Dom Hofmann, a founder of both Vine and Byte, has announced a firmware console called Supdrive. Using NFTs as game cartridges, each title will be unique to each player.
This whole NFT trend is getting pretty out of hand now.
Dom Hofmann, the founder of TikTok’s 2012 ancestor Vine, has recently announced plans to develop a firmware console which will take classic-style arcade games – like Pacman or Space Invaders – and use NFTs as a virtual cartridge to play them.
If you were previously confused about the nuances of blockchain, crypto, and the rapidly developing world of NFTs, things are about to get a whole lot more convoluted in the near future.
Supdrive is the latest evolution in an already off-the-wall craze, that may be an indicator as to where NFTs are headed in the near future.
What is the Supdrive and why does it exist?
First and foremost, Supdrive will not be a physical console to prop up alongside your PS5 or Xbox Series X, which is probably a good thing considering how bloody giant those things are.
Instead, it will exist in the abstract digital realm, which may be alienating to anyone over 35 who isn’t familiar with cloud services and game streaming. Hoffman describes it as an ‘off-chain fantasy game console,’ which gets us no closer to figuring out what he really means, but we’ll do our best to pin it down in layman’s terms.
Picture a PC gaming library like Steam, a place where digital games are distributed, played, and created. In essence, Supdrive will follow this same formula.
The confusing aspect is gleaning exactly how two copies of the same game will have different features.
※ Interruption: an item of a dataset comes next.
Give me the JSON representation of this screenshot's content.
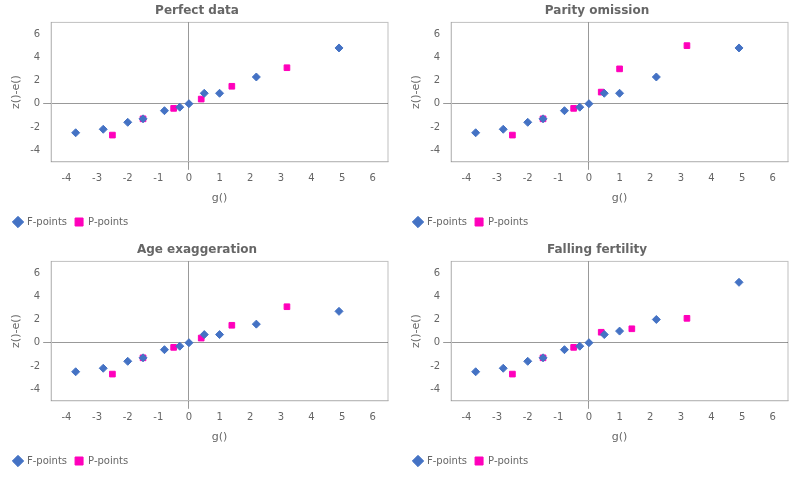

There will be fixed game sizes, of course, but each version will be unique.
Think different colour palettes, difficulty settings, special abilities, maybe a floating Nicholas Cage mod for your Pacman ghosts… that sort of thing.
https://twitter.com/dhof/status/1428093313412915203
Many are comparing Supdrive to another blockchain project called Art Blocks, where creators develop programs that procedurally generate art.
Stored on a blockchain system, programs always create the same art for a given seed (a unique combination code for each user). However, changing the seed is what procedurally alters the way each version of the art ends up looking. Those into Minecraft will likely catch our drift.
People then buy an NFT for an Art Block project which contains a seed, allowing them to generate a unique artwork. Supdrive works in the exact same way.
When it comes to pricing, a release date, or unique console features, we’re just as in the dark as you probably feel right now. I’d suggest keeping an eye on Hofmann’s Discord channel here for the details.
What we can say for sure is that Supdrive games will be strictly arcade style until the firmware is upgraded. Perhaps we’ll one day get a Supdrive 64 or Sup-MegaDrive.